While growing up in this lifestyle may seem pretty extreme or foreign to someone looking at it from the outside (or even to someone like me who grew up in it but didn’t really see it through this sort of framework until many years later) there is something important to keep in mind. First, it was normal for us because it was what we knew. Also, although it certainly can bring hardship and pain — after all we never asked or chose to be raised in such an environment — there are many strong, smart, dedicated, and likable young women who have escaped it and “pass for normal” in our society today.

I have so much respect for many of the ones I’ve had the honor of meeting and getting to know and look forward to being introduced to more.

When you choose to move on despite the fear, the hardships, the shouted threats by “leaders” and patriarchs, even while knowing you may face a loss of connection with your own family, you do it because something inside you says you have to be free to live, not because you want to leave your loved ones behind. Despite the unnecessary hardships that many of us have had to overcome (and are still overcoming), today we know that we have both the right and the ability to let ourselves out of the cage that this harsh and harmful lifestyle is.

As more of us come of age, more will continue to do so.

We hope to make it easier for them.

The Quiverfull/Christian patriarchy movement is still young. It’s mostly the “big sisters” who are speaking out right now.

But as time goes on our little sisters will likely join us.

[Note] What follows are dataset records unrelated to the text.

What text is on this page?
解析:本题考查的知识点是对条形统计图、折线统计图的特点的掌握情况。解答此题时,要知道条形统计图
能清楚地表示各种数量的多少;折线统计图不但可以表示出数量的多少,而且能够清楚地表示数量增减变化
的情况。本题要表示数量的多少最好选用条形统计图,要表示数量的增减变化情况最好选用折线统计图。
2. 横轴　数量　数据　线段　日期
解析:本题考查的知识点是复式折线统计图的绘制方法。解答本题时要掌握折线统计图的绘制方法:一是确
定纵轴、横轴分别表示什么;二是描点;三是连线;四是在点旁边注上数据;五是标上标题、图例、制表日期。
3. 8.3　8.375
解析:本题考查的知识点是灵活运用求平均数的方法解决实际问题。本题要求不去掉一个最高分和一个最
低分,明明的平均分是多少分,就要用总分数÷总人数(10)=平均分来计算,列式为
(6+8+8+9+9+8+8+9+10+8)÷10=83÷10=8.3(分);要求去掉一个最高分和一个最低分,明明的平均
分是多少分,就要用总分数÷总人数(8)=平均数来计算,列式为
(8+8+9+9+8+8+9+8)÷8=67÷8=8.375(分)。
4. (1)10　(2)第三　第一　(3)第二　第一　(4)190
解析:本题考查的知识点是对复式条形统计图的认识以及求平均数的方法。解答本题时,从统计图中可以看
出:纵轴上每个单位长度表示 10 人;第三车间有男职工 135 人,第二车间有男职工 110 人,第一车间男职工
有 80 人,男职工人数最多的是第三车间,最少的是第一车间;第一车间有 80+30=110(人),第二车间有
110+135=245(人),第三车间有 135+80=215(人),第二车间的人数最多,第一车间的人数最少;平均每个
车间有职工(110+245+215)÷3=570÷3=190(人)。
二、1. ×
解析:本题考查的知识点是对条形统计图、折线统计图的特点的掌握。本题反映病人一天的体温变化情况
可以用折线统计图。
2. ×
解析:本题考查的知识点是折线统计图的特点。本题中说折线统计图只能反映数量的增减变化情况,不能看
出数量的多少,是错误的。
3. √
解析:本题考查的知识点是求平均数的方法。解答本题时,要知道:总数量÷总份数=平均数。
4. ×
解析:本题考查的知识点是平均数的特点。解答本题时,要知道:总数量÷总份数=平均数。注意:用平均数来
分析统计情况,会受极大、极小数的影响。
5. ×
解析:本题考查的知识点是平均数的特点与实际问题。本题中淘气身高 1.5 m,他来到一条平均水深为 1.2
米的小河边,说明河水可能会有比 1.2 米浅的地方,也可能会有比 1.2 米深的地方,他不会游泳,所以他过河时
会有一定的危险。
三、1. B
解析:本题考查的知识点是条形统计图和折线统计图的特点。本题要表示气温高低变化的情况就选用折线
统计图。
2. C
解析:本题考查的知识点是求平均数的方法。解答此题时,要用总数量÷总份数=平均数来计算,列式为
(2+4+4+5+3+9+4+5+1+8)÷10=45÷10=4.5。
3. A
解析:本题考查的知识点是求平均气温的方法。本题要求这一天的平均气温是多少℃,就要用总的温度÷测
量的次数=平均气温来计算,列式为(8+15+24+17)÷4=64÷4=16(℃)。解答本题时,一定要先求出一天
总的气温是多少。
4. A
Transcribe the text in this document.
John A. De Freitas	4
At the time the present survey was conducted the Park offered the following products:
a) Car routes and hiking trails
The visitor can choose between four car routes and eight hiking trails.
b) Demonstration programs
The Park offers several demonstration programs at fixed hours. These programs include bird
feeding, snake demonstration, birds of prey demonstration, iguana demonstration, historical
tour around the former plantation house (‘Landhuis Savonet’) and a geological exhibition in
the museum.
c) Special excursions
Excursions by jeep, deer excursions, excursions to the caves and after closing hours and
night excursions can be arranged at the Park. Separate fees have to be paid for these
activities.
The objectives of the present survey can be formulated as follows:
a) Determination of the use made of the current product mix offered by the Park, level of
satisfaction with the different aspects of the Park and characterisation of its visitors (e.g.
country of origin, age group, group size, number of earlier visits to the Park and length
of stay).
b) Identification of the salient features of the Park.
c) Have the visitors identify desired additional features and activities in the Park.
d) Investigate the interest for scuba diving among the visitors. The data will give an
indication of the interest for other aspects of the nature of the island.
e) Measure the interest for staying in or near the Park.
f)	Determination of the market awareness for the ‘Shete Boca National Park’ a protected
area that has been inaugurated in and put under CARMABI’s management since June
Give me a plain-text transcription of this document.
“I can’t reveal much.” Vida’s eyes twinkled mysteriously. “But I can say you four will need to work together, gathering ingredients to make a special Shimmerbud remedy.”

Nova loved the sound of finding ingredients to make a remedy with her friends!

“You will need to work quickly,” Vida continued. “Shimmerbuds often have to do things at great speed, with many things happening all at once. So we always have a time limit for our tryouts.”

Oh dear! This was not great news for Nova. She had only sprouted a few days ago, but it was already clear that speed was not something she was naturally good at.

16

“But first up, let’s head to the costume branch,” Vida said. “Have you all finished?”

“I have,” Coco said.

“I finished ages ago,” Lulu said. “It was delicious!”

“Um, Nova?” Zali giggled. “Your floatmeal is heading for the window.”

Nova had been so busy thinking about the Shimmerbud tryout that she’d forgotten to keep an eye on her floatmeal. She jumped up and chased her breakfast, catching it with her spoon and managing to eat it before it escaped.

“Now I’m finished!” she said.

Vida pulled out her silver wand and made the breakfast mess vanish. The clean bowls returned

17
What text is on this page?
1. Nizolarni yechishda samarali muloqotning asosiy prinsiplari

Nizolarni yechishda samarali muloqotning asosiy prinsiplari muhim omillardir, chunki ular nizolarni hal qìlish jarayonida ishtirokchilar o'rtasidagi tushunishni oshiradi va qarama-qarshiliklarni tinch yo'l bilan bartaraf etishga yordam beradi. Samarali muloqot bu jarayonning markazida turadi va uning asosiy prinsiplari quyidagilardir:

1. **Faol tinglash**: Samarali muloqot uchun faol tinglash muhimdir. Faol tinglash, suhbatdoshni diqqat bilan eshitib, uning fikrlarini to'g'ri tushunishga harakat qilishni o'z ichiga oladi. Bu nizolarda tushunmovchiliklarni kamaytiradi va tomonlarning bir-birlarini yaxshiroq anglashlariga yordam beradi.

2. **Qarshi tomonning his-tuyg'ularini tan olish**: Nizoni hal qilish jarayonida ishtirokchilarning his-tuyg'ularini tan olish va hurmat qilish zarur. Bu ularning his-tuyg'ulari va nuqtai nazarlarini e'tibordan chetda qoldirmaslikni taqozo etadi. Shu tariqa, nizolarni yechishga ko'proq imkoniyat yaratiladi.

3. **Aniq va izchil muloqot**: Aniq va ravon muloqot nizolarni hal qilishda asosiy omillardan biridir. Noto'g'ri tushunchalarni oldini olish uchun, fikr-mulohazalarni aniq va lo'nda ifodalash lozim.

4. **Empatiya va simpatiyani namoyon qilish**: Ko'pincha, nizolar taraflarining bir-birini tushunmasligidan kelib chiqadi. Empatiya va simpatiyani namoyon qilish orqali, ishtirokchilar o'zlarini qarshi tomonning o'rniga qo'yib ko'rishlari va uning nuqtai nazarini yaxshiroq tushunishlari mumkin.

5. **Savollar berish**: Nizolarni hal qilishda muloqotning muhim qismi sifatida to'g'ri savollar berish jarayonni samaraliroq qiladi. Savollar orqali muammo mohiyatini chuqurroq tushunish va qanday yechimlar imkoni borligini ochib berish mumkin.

So while these sorts of formative experiences do leave scars, today those of us who are out can choose what directions we would like our lives to go. We can take back these stolen parts of our lives. And as we let others know what happened and how we felt about it, we can find assurance in the knowledge that we are discovering and shedding light on a dark side of human nature. We are also highlighting the resilience of the human spirit and the power of community.

We might have each felt hopelessly alone and silenced while we went through this stuff before, as children, teens, and young women. But we are not alone today.

We now have the words and confidence to share what happened to us, what is still happening to others, and the confidence to ask you to understand and help us do something about it.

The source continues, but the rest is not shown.